We have been extremely lucky with the treatments that we have. The newer technologies that you have alluded to hopefully will address the biggest unmet need, which is the injection burden, right? The problem we must address is the number of injections and how frequently patients require them. If we can address that through new injectables, such as combination therapies and something that decreases the frequency of injections, like core delivery systems or gene therapy, we could see real improvement in our quality of care. There are so many exciting things that are happening. Whenever patients mention the injection fatigue, I say, (a) you’re doing great, and without the injections we wouldn’t be talking, so I’m so glad you’re seeing well, and (b) there’s always hope. I try to stress that to my patients as well.

Caroline Baumal, MD: That is great. That is the way to do it. Tom, let me ask you a quick question. You have a patient, they are on treat and extend, and you have got them at 3 months. You have treated them every 12 weeks or 3 months, and they’ve been stable. Do you ever stop injecting these patients? What is your scientific reason to continue this forever? How do you feel about that?

Thomas Albini, MD: I do not have great data to guide me on when to stop treatment. My experience with that dilemma is that I remember a time when, back in 2005 or 2006, when we started with Avastin, and ranibizumab was FDA approved, people were saying never extend out past 3 months. I had a patient like this, who was not injected for 6 months or 8 months, and then that patient came back to us with a massive submacular hemorrhage. Now, that experience got me into that habit of not extending patients beyond a certain point, and that number has increased over time. It was 3 months, then it was 6 months.

But I still tend to feel uncomfortable about extending people out to fewer injections than 1 per year. I’ll still try to sneak 1 in and convince the patient to receive 1 injection, even if they’re perfectly flat. That is something that is tailored to the patient, however, because I do not yet have great science to guide me about when to stop. My suspicion is that it is OK to stop and that some small number of patients are going to have submacular hemorrhages, but I do not know if that 1 injection every 6 months or every year really makes a difference. I may just be treating my own nerves when doing that. I’d be interested in what other people do, but that’s honestly the way I look at it.

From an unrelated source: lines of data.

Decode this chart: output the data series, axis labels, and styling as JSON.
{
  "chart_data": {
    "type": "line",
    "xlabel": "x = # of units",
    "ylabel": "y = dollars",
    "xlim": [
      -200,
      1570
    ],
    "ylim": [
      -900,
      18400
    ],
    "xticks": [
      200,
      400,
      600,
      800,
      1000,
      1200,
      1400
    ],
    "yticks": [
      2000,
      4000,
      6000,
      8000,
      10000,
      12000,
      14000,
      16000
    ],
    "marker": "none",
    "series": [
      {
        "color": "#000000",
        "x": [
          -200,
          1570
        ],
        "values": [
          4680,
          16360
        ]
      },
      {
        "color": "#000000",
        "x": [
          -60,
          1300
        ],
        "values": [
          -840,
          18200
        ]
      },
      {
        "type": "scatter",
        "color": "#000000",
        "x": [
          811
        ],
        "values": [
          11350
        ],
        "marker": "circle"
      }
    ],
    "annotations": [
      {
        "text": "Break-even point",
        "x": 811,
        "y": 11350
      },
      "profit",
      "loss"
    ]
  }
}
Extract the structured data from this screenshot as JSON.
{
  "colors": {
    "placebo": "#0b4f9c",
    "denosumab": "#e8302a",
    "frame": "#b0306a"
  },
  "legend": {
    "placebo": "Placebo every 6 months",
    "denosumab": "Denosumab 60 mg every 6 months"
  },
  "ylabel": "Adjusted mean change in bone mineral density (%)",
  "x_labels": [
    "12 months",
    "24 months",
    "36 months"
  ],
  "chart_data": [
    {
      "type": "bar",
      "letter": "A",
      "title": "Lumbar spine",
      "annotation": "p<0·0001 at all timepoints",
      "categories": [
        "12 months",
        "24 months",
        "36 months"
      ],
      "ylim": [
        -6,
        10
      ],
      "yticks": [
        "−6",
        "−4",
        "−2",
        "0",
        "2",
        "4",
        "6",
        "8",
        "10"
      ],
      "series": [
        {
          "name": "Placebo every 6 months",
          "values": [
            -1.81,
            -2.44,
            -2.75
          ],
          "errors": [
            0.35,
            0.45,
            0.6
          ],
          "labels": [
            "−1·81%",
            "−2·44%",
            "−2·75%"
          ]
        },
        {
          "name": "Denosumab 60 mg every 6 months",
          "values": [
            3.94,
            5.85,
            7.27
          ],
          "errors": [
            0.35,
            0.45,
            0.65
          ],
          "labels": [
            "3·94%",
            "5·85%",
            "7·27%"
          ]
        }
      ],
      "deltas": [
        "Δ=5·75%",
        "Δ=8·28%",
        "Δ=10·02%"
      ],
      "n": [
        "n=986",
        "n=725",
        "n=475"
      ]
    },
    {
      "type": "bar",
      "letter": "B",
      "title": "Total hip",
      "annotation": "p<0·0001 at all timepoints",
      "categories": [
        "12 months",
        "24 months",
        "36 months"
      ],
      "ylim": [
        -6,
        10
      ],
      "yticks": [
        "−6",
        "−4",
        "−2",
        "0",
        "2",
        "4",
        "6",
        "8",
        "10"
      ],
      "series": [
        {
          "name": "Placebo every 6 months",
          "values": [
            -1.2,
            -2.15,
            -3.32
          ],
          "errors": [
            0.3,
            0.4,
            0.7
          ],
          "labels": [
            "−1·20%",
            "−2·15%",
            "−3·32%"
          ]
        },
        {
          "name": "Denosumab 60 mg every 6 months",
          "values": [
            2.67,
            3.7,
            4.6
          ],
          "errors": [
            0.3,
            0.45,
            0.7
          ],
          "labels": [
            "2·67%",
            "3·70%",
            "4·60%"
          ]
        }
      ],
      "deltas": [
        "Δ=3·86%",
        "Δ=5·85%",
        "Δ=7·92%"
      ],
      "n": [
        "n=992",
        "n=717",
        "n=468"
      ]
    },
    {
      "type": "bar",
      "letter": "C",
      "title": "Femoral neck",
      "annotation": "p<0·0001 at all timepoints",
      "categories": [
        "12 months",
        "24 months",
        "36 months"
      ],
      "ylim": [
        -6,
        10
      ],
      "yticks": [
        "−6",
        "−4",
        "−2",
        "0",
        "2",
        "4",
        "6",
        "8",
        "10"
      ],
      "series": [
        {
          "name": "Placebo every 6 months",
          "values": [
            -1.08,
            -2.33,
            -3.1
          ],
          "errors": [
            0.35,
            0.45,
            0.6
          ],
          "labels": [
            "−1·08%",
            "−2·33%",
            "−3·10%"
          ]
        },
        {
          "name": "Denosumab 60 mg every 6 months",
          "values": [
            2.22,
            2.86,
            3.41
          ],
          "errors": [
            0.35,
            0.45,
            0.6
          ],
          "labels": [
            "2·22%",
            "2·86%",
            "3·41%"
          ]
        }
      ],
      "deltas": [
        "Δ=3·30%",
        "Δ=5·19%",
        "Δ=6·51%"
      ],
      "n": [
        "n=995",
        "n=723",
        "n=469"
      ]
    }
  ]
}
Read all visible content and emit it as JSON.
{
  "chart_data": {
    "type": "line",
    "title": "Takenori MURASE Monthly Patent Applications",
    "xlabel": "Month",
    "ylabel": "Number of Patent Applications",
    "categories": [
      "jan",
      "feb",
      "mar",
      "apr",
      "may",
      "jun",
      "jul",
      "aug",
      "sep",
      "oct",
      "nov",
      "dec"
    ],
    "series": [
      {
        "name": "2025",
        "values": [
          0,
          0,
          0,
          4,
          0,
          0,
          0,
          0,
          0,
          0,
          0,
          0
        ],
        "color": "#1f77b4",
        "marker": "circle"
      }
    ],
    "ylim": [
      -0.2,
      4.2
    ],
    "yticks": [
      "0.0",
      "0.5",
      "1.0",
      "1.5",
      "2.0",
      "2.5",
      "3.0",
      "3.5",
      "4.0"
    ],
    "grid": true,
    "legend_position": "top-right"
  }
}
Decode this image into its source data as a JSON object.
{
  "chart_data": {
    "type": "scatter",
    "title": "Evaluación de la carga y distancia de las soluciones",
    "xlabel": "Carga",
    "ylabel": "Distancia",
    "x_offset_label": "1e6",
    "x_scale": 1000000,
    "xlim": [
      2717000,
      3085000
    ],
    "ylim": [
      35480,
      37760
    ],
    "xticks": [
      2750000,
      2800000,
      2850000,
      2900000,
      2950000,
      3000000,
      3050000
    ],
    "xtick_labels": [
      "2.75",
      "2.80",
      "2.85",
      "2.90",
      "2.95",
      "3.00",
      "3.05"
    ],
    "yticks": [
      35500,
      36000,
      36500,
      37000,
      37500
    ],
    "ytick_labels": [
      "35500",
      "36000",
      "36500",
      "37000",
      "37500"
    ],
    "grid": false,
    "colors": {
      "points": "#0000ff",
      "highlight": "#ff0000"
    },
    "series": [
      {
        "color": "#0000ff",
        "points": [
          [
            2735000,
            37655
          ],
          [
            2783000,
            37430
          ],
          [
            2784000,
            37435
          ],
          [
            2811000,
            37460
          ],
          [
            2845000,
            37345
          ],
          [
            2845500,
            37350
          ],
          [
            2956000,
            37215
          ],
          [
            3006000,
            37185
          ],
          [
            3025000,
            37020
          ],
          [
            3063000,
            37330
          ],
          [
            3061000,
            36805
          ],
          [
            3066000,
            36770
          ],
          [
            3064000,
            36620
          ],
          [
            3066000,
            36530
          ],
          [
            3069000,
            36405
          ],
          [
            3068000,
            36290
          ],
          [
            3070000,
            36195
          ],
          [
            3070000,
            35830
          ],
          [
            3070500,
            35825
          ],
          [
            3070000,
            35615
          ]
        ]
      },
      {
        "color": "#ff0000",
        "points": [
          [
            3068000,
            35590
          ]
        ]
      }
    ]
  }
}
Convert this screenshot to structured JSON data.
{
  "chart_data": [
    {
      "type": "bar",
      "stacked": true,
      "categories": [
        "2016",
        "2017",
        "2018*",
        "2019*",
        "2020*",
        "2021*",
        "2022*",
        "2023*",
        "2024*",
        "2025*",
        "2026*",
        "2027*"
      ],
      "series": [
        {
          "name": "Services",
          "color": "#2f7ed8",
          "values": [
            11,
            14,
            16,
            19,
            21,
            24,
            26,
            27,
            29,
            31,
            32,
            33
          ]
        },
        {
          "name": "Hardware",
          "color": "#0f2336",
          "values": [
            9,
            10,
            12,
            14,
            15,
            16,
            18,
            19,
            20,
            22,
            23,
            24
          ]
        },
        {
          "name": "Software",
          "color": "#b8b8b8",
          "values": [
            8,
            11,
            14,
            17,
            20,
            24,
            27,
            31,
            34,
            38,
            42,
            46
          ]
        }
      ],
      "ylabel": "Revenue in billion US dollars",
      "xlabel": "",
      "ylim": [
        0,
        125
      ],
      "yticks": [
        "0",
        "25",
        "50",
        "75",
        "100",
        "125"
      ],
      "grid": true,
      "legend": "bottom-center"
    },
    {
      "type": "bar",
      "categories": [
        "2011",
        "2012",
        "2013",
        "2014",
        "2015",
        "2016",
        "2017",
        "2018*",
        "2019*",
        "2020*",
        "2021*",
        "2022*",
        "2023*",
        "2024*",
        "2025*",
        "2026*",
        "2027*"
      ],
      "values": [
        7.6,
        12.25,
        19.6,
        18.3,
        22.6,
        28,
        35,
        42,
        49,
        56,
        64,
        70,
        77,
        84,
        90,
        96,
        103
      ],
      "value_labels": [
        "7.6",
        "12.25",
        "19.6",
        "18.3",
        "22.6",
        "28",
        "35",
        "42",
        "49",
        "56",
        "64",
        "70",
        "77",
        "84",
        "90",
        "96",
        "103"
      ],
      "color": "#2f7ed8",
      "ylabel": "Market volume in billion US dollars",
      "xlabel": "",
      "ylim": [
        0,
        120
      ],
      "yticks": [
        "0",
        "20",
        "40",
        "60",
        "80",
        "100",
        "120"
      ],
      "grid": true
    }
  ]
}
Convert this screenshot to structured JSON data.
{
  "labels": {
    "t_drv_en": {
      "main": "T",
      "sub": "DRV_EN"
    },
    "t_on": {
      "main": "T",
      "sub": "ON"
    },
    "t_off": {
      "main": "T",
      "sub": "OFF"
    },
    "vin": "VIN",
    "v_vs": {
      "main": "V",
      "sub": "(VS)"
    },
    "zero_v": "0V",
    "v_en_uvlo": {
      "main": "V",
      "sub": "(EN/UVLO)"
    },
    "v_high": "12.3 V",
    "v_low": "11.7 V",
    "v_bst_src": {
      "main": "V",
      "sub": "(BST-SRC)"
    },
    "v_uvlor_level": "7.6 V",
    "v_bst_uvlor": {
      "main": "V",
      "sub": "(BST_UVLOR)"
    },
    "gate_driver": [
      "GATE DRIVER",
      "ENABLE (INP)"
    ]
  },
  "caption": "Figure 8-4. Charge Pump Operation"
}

Caroline Baumal, MD: When I start to see a little bit of atrophy, or if the patient has been dry for a long time and I see nothing on the OCTA [optical coherence tomography angiography], I will stop treating. It is a big discussion. We have to discuss these complex issues with patients who we might see only for brief periods, especially now it may be even more brief because our patients do not want to be in the office very long. We do need some guidance from studies on when to stop treatment.